Andrés Máspero setzte mit seinen makellosen Chören auf strukturierte Durchhörbarkeit und bereitete den passenden Klangunterbau für dieses wunderbar anzusehende, spielende, alle vorgeblichen Wagner-Hürden mit Leichtigkeit nehmende Ensemble. Nach einem eher unterkühlt geradlinigen Vorspiel steigerte auch Kent Nagano am Pult seines Bayerischen Staatsorchesters sachte die Temperaturen, setzte sicher dynamisch explosive Fixpunkte, ohne je zu laut zu werden. Ein lyrischer, mit langem Atem durchgeplanter "Lohengrin" ließ dieses problematische Werk weder zur nationalistischen Jubelfeier noch zum auf schöne Arienstellen reduzierten Wunschkonzert verkommen. Präsentiert wurde eher eine auch akustisch skeptische Vision eines an sich selbst (ver)zweifelnden Erlösers, dessen messianischer Anspruch von der dumpfen Realität zerrieben wird.

Und dann war da auch noch eine grässliche Inszenierung des einst so intelligenten, unterhaltsam wie spöttisch provokativen Richard Jones. Der britische Regisseur mag "Lohengrin" nicht - was man durchaus nachvollziehen kann. Das Publikum aber muss seine langweilig lähmende, alles Mythische dekonstruierende Verweigerungshaltung ausbaden. Und zusehen, wie zwischen hässlichen, jeden Chorverkehr behindernden Kulissenteilen in einer nicht weiter spezifizierten Diktatur in Brabant ein Tierschutzaktivist in Trainingshose und lohengrinblauem T-Shirt mit ein paar Theatertricks ein hausbauwütiges, mit Maurerkelle hantierendes Latzhosen-Girlie gewinnt. Zum Zimmermann-Duo aufgestiegen, vollendet das Pärchen sein Heim. Doch als Elsa zu neugierig wird, zündet Lohengrin das Spießerglück an, tauscht den Schwan gegen den vermissten Erben Gottfried aus und geht. Der Rest begeht kollektiven Selbstmord.

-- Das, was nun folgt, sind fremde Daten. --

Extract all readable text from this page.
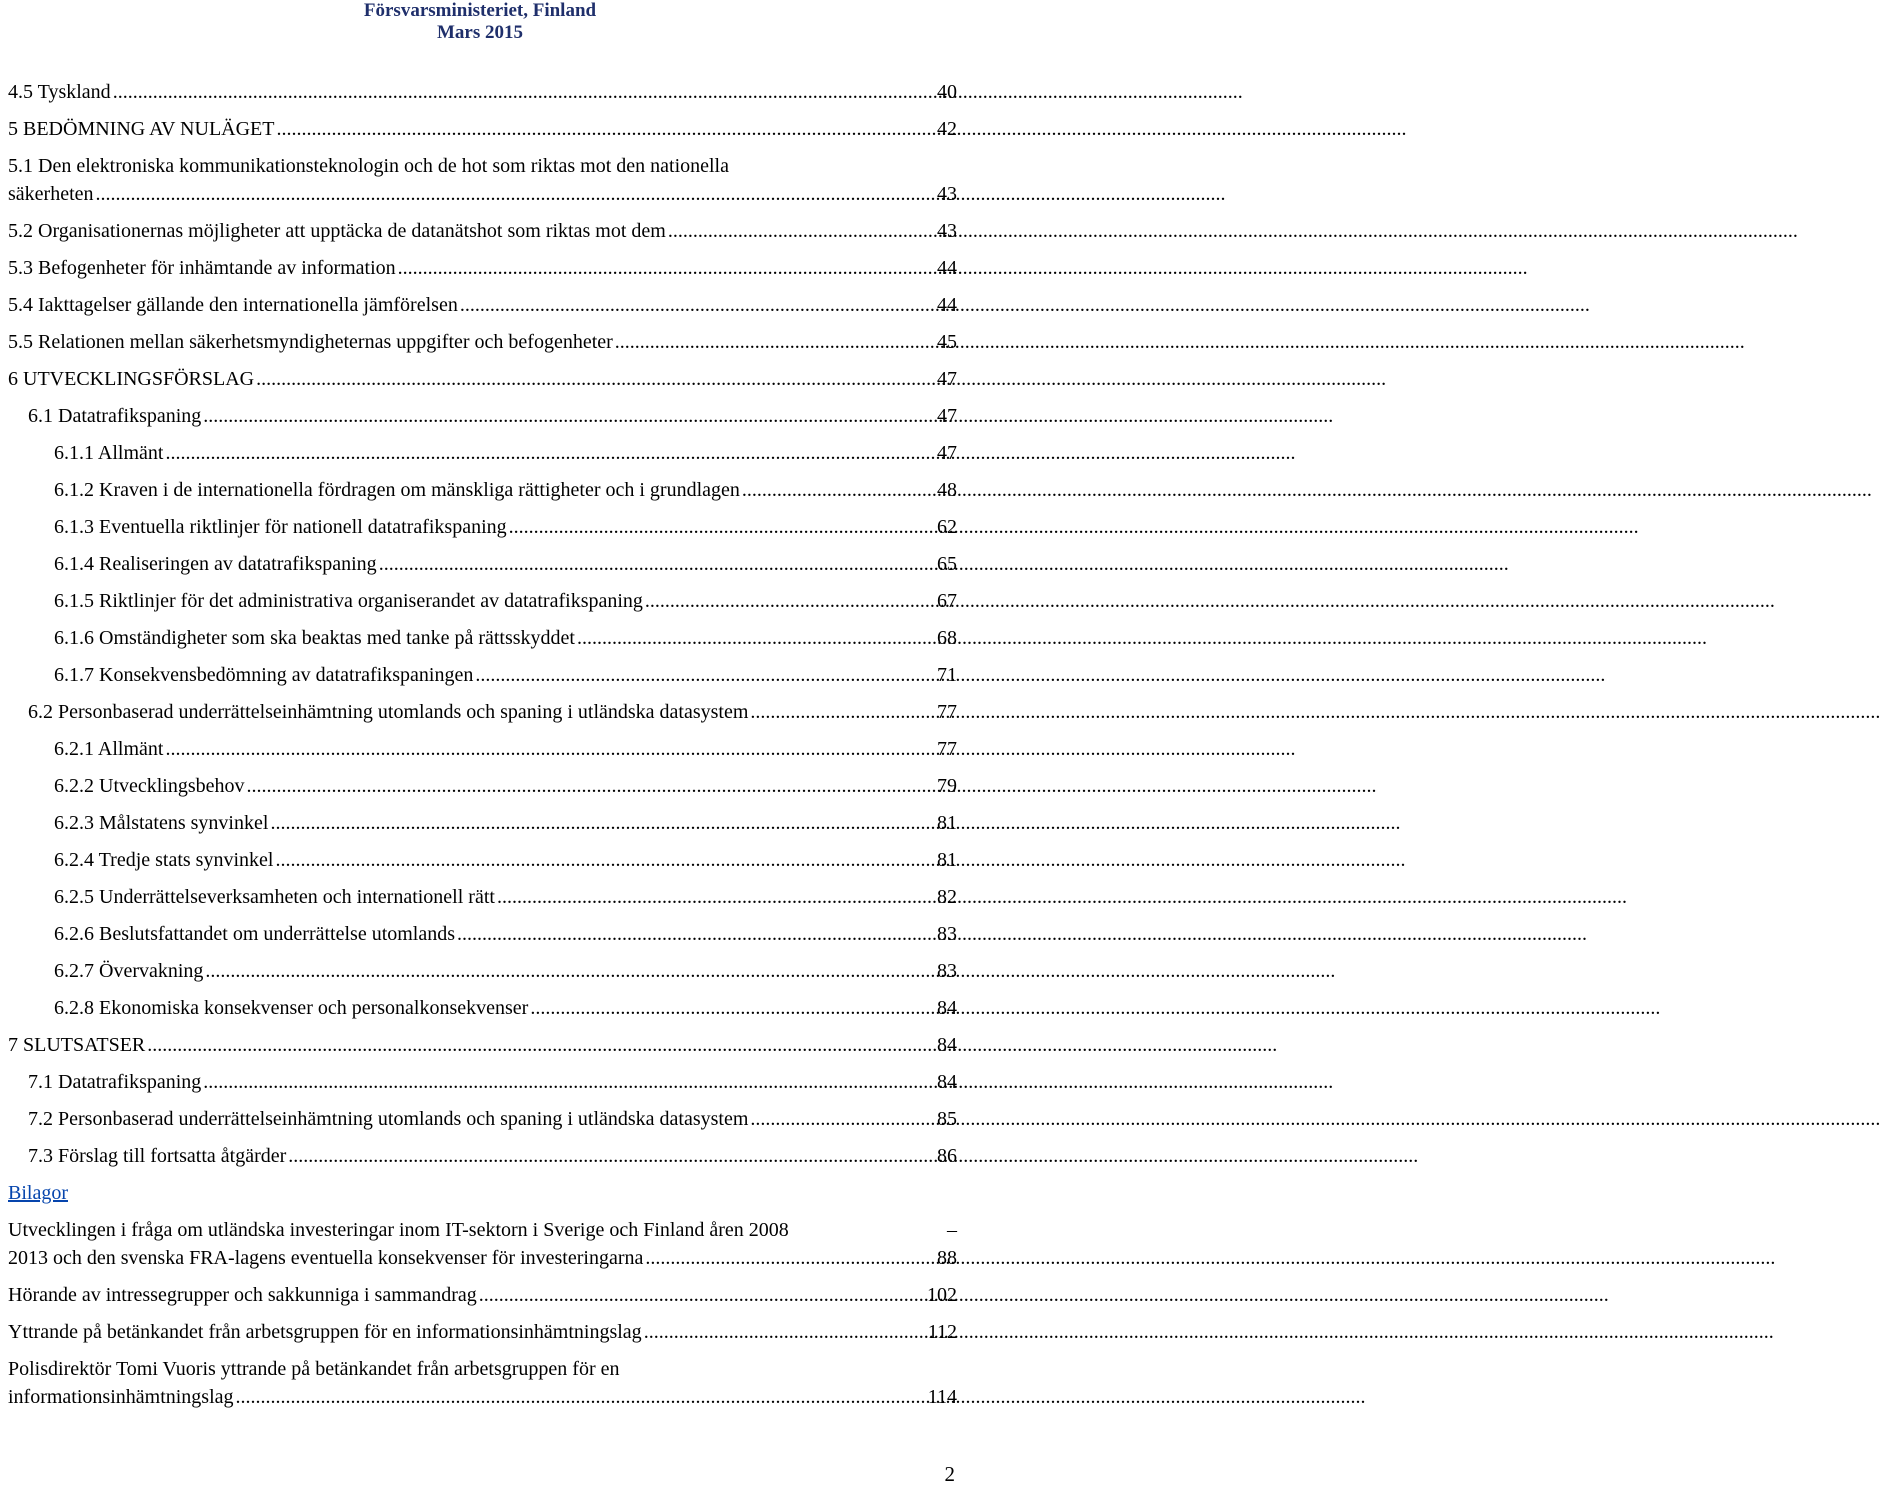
Försvarsministeriet, Finland
Mars 2015
4.5 Tyskland .....	40
5 BEDÖMNING AV NULÄGET .....	42
5.1 Den elektroniska kommunikationsteknologin och de hot som riktas mot den nationella
säkerheten .....	43
5.2 Organisationernas möjligheter att upptäcka de datanätshot som riktas mot dem .....	43
5.3 Befogenheter för inhämtande av information .....	44
5.4 Iakttagelser gällande den internationella jämförelsen .....	44
5.5 Relationen mellan säkerhetsmyndigheternas uppgifter och befogenheter .....	45
6 UTVECKLINGSFÖRSLAG .....	47
6.1 Datatrafikspaning .....	47
6.1.1 Allmänt .....	47
6.1.2 Kraven i de internationella fördragen om mänskliga rättigheter och i grundlagen .....	48
6.1.3 Eventuella riktlinjer för nationell datatrafikspaning .....	62
6.1.4 Realiseringen av datatrafikspaning .....	65
6.1.5 Riktlinjer för det administrativa organiserandet av datatrafikspaning .....	67
6.1.6 Omständigheter som ska beaktas med tanke på rättsskyddet .....	68
6.1.7 Konsekvensbedömning av datatrafikspaningen .....	71
6.2 Personbaserad underrättelseinhämtning utomlands och spaning i utländska datasystem .....	77
6.2.1 Allmänt .....	77
6.2.2 Utvecklingsbehov .....	79
6.2.3 Målstatens synvinkel .....	81
6.2.4 Tredje stats synvinkel .....	81
6.2.5 Underrättelseverksamheten och internationell rätt .....	82
6.2.6 Beslutsfattandet om underrättelse utomlands .....	83
6.2.7 Övervakning .....	83
6.2.8 Ekonomiska konsekvenser och personalkonsekvenser .....	84
7 SLUTSATSER .....	84
7.1 Datatrafikspaning .....	84
7.2 Personbaserad underrättelseinhämtning utomlands och spaning i utländska datasystem .....	85
7.3 Förslag till fortsatta åtgärder .....	86
Bilagor
Utvecklingen i fråga om utländska investeringar inom IT-sektorn i Sverige och Finland åren 2008	–
2013 och den svenska FRA-lagens eventuella konsekvenser för investeringarna .....	88
Hörande av intressegrupper och sakkunniga i sammandrag .....	102
Yttrande på betänkandet från arbetsgruppen för en informationsinhämtningslag .....	112
Polisdirektör Tomi Vuoris yttrande på betänkandet från arbetsgruppen för en
informationsinhämtningslag .....	114
2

Das Publikum buhte sich angesichts dieses auch handwerklichen Desasters aus Tönen, Leichtbausteinen und Bedeutungsscherben die Seele aus dem Hals. Und hatte dann offenbar nach einem heißen Premierenabend kaum noch Energie für eine Sängerfeier. Was wieder beweist, dass Oper eben doch nicht allein als Hörtheater bestehen kann und soll - und sei es ein noch so splendides.